Linux Foundation Mentorship Program: Of our two students who started last month the one working on retro-fitting classic drivers into Printer Applications has quit, due to sudden changes of his college’s schedules. The other student, for now having worked on IPP Fax Out support switches over to the driver retro-fitting, as this is more important and her original plan on adding fax support to the Common Print Dialog Backends got blocked on the failed GSoC project. The two IPP Scan students are doing well.
Google Season of Docs 2020: Documentation writing period has started and will go until Nov 30. For OpenPrinting we have one writer creating documentation about designing and packaging printer/scanner drivers as Printer Application Snaps. Here is his GitHub repo and his copy of our site. He promised to commit daily.

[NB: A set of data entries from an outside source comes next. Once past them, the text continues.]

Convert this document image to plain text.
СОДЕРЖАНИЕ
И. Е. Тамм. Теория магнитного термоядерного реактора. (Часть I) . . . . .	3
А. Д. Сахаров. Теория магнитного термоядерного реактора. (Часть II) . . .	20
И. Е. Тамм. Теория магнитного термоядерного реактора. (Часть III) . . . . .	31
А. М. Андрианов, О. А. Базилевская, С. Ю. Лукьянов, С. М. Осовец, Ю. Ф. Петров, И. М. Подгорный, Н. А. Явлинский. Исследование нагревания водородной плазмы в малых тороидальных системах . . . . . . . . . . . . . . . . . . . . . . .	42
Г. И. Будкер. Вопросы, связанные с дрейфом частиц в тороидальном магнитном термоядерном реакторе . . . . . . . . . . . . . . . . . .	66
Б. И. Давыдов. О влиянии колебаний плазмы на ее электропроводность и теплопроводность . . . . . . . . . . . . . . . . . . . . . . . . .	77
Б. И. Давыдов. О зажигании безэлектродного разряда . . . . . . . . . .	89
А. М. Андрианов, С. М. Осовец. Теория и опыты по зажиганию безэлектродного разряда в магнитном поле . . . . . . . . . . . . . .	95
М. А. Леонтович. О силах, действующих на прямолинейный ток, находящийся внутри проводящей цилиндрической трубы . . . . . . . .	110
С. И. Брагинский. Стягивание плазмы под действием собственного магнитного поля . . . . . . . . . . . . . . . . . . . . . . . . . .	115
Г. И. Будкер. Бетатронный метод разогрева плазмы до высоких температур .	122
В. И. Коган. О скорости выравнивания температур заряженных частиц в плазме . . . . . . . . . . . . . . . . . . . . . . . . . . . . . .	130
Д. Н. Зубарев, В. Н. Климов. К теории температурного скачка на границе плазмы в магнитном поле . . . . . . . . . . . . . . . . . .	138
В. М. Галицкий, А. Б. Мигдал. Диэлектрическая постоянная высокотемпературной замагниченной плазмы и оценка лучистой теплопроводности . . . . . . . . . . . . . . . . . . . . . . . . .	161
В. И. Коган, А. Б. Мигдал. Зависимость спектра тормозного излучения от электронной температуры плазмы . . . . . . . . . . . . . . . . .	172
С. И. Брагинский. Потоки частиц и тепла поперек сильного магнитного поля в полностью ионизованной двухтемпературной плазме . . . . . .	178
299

OpenPrinting: The September news post, including the results of GSoC 2020 is now online.
The snap declarations for our test theme snaps were finally landed in the store. I verified that the interfaces automatically connect as expected. It ensures that when installing a new theme snap it can connect to all installed application snaps, and when installing a new application snap it will connect to all installed theme snaps.
added a spread test to make sure snapd PR #9268 to show that the check and install APIs function. It still needs a review.
snapd connectivity check API
I updated snapd PR #9132 to restrict access to the new snapctl is-connected --pid feature to a few slot types, and marked it ready to review.
Ubuntu Core GDM spike:
I managed to get the gnome-initial-setup install experience mostly working. It creates the user with the chosen locale and keyboard layout. Things that don’t work are:
The user is not an admin. UC’s extrausers system does not make it possible to add a new user to one of the groups defined in the base snap.
The time zone is not set correctly, due to UC’s indirection of /etc/localtime.
Put together a list of areas to improve the experience.